Now that we have the disclaimers out of the way, let’s talk about crown moulding. Crown can be difficult to install, so I recommend hiring a professional to do it (unless you’re a genius at geometry and angles).

Also remember that crown moulding is installed at an angle. So when you’re picking it out in the store, the moulding will be labeled the height of the material [the distance between ceiling and wall (4 ¼” in the photo below)], not how far down the wall your crown moulding is going to come (3 ¼” in the photo).

Pro tip: for short walls, you can install the longer part of your crown along the ceiling rather than on the wall, which is the traditional method. This will give the illusion of taller ceilings:

And for the love of all things holy, please don’t install rope lights behind your crown moulding. This will automatically make your brand spankin’ new moulding look like it was installed in 2005.

Also, it’s hideous.

Baseboards are the next place we can upgrade from tract-home style. There are gobs of tutorials on Pinterest on how to cheat taller baseboards.

To do this, you install a thin rail above your existing baseboard and paint the wall between the two the same color as your baseboard. Not the best method, in my opinion, since you’ll still be able to see the texture of your walls. If you want a professional look, you’ll need to hire a contractor to install new baseboards for you.

Styles range from contemporary and sleek to traditional and curvy:

Next up: chair rails & wainscoting. These additions work best in formal areas like dining rooms and libraries, but they can also give some character to smaller spaces like stairwells and hallways. Again, there are a lot of Pinterest tutorials on the subject, but this is not an area I would trust myself to DIY if I wanted it to look good.

Door frames may be an unexpected upgrade suggestion to you. I like updating door frames inside a special room like a library or master suite. It adds a bit more glamour and sophistication. This works for window frames too. The best part is that you don’t have to redo the entire house- just one room at a time. Just look at the before/after below for proof of the degree of transformation.

Similar to door frames, room transitions can give your home a big character boost. Most homes built since the 2000s have open floorplans, so installing trim around room transitions is a great way to customize your home without losing the open feeling.

Ceiling beams can look fabulous, provided you have the right style home for them. Ceiling beams typically go with rustic country, farmhouse, cabin, craftsman, industrial and cottage homes.

Be very careful when deciding whether to install these in your home, because they can overwhelm a room quickly. You don’t want it to look like this:

If you can’t tell what’s wrong with this image, the biggest problem is that the rustic style of the beams doesn’t match the ornate cabinetry. Also, the beams take attention away from the pendants and the beautiful detailing around the glass cabinets. With interior design, less is usually more.
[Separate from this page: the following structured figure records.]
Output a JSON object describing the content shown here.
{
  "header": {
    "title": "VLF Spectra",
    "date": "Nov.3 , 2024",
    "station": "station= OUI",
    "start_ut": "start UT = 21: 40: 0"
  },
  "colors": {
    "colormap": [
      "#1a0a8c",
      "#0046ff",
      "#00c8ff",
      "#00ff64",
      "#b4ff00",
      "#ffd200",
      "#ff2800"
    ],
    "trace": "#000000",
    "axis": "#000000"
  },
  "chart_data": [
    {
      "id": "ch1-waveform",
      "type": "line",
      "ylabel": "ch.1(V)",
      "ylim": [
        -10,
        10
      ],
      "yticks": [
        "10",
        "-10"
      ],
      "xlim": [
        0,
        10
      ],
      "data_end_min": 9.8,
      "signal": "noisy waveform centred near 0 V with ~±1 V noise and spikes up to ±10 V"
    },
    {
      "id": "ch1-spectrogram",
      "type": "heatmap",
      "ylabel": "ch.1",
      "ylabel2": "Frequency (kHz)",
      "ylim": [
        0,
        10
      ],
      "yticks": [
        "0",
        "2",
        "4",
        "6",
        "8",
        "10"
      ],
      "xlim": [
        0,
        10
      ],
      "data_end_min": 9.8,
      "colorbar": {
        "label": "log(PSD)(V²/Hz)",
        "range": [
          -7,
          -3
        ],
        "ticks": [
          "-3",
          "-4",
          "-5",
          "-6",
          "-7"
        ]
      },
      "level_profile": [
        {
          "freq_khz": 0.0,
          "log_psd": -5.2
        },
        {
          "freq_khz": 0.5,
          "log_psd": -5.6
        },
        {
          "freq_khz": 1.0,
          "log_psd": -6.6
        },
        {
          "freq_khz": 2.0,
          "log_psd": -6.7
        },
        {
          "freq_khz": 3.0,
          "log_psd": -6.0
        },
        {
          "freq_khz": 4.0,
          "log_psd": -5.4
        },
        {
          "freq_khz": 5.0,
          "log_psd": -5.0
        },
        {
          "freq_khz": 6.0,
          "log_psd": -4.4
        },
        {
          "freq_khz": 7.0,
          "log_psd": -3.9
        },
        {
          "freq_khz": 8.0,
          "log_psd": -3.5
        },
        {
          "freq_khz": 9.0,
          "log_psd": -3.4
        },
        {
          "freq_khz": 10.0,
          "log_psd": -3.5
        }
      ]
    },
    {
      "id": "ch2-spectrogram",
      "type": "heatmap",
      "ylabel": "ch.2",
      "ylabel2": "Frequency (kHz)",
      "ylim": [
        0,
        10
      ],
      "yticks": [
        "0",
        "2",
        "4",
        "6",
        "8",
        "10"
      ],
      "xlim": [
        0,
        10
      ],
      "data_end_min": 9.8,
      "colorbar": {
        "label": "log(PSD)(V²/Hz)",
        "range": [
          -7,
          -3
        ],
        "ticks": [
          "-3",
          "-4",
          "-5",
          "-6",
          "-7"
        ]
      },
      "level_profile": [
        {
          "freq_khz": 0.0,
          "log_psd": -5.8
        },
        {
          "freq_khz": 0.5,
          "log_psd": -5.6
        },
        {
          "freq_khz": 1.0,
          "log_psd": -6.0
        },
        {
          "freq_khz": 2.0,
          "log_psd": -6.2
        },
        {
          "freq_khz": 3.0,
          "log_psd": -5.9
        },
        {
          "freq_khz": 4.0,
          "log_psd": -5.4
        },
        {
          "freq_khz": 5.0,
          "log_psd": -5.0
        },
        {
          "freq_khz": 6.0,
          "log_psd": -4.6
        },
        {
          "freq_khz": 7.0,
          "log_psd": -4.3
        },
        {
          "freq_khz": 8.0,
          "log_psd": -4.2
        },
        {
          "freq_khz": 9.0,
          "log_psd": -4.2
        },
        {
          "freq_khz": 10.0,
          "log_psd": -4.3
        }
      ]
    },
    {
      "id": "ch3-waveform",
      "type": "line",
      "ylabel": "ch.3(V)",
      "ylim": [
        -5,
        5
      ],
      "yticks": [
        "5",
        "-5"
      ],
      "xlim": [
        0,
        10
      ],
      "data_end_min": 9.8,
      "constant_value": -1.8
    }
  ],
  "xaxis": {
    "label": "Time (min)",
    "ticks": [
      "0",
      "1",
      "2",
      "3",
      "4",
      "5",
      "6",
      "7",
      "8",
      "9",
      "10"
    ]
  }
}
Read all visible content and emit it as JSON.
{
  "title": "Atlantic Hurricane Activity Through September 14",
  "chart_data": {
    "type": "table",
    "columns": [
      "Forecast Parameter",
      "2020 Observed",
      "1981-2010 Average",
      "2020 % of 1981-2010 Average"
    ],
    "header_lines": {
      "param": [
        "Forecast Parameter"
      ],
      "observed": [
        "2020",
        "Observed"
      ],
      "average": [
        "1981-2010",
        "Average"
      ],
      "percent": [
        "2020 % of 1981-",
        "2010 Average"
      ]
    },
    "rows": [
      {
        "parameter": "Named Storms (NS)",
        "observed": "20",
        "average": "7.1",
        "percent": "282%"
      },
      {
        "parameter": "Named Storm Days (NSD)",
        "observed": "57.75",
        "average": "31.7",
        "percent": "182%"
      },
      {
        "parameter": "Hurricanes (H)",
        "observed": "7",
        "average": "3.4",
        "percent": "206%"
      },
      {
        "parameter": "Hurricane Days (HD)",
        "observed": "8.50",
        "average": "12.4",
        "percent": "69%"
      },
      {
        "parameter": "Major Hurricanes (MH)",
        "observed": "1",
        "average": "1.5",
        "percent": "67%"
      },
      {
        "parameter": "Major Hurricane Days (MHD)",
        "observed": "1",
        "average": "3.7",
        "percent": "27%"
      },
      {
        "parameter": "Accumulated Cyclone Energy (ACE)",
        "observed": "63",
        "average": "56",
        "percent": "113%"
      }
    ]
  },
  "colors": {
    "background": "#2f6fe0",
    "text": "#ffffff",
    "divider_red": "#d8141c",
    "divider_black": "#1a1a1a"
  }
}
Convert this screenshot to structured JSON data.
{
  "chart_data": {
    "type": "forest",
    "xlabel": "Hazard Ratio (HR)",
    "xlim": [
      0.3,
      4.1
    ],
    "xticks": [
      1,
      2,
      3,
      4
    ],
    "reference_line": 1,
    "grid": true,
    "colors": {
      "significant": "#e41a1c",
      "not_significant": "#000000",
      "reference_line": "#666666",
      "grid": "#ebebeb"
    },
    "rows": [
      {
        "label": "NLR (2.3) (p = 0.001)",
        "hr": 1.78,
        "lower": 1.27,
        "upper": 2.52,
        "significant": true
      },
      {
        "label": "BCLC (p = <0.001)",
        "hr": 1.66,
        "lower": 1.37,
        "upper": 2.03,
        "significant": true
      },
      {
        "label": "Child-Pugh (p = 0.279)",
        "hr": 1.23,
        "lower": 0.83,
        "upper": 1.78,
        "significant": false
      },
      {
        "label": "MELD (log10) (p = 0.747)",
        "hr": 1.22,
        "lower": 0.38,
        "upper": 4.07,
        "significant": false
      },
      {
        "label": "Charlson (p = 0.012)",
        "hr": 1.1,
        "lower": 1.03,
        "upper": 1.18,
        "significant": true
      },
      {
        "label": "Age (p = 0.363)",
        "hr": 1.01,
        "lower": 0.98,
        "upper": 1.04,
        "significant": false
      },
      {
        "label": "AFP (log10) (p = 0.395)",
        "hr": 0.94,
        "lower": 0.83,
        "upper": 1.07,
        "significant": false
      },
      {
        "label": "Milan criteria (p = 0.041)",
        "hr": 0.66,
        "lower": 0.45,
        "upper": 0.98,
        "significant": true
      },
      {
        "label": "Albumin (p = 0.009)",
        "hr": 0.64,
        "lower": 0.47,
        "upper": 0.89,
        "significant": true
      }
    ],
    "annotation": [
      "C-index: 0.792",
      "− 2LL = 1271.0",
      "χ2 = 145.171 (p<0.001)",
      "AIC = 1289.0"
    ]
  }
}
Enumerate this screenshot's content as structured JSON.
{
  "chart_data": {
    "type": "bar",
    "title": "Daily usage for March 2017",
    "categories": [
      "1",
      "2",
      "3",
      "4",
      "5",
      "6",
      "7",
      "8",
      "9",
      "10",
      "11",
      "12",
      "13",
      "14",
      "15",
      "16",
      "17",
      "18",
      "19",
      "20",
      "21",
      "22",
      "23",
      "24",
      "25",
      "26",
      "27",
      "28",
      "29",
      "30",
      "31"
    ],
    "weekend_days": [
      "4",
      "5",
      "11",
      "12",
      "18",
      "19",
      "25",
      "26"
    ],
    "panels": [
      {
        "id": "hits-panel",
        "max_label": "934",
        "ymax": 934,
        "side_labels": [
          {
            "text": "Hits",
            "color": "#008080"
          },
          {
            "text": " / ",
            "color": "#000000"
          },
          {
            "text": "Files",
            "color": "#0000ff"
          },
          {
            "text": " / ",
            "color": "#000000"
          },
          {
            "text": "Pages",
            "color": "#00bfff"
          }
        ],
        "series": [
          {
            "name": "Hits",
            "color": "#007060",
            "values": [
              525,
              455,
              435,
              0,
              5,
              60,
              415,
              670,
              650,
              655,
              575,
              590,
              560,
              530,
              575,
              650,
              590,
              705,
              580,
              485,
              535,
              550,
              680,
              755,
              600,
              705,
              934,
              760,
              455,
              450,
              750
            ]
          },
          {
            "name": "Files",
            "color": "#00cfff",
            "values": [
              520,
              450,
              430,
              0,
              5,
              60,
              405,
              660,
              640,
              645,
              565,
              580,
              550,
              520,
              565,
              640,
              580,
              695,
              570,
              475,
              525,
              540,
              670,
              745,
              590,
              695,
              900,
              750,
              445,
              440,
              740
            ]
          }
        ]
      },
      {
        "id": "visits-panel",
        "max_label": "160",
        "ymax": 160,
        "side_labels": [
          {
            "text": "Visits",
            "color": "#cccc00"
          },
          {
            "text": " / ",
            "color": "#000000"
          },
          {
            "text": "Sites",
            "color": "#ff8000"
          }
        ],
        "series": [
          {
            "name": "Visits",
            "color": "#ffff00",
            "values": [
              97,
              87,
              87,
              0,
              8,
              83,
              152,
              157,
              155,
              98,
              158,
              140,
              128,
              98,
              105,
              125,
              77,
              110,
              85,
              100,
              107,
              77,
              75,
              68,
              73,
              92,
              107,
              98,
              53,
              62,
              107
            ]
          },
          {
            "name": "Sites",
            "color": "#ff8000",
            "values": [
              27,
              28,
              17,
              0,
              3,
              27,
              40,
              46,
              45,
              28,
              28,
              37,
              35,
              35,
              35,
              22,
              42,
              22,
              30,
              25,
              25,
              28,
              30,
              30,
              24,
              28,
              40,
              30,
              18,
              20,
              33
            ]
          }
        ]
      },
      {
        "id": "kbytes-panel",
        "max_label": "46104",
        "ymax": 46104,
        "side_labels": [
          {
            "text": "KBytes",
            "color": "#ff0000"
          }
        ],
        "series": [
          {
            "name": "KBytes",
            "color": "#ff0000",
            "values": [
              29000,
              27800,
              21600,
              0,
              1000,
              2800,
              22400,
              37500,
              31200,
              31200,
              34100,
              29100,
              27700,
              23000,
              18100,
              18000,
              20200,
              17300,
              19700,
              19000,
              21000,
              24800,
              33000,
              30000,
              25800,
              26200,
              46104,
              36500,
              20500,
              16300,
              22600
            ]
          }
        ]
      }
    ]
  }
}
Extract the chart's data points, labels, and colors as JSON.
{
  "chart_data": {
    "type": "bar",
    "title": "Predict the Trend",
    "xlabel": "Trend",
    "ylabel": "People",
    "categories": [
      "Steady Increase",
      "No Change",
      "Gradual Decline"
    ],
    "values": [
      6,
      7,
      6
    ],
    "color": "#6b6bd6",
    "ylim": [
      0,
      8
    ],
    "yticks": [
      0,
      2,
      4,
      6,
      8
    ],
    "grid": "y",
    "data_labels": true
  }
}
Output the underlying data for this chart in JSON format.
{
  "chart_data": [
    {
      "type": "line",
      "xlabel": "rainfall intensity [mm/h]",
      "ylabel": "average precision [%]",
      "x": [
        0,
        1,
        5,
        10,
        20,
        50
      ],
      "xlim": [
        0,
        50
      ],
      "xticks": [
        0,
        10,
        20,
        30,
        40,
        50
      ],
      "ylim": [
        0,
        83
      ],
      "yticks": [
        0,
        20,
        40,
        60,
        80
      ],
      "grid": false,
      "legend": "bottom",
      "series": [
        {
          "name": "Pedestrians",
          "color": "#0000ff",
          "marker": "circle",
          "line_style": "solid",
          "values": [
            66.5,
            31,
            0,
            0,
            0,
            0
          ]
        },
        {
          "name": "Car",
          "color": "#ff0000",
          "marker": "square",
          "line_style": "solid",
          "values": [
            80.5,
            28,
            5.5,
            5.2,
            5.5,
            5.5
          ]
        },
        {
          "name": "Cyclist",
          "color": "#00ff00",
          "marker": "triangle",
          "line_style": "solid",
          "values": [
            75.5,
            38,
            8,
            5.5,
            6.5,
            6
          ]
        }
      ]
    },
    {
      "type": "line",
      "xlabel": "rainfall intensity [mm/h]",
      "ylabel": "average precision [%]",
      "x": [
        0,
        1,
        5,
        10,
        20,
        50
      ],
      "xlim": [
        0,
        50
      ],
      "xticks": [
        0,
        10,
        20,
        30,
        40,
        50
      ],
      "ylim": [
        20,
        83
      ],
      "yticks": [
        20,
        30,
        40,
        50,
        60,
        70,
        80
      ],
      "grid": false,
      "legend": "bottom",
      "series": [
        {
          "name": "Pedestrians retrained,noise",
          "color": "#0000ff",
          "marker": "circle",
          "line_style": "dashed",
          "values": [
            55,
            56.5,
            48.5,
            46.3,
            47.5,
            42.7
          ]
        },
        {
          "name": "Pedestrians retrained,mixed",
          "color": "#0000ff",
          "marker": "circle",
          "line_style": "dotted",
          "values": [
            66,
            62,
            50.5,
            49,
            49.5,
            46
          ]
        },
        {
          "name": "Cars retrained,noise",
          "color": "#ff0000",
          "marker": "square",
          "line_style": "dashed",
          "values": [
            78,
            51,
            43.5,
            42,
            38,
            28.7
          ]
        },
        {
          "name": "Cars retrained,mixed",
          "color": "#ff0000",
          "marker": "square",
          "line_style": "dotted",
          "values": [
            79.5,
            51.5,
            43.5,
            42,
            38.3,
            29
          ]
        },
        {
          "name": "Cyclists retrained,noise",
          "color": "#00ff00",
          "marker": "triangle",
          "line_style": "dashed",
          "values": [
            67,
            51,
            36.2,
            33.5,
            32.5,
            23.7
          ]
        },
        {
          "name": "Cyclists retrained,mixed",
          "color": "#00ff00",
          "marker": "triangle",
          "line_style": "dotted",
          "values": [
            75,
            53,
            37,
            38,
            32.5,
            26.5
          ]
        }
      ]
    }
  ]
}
Last, but certainly not least, is painting. This is the most cost-efficient method of updating your home’s millwork.

My favorite, of course, is black.

To. Die. For.

But something can also be said for these gorgeous colors!

So, what do you think? Does your home need upgraded baseboards? Maybe you want to install some crown moulding and wainscoting in your formal dining room. Would you dare to paint your door frame pink?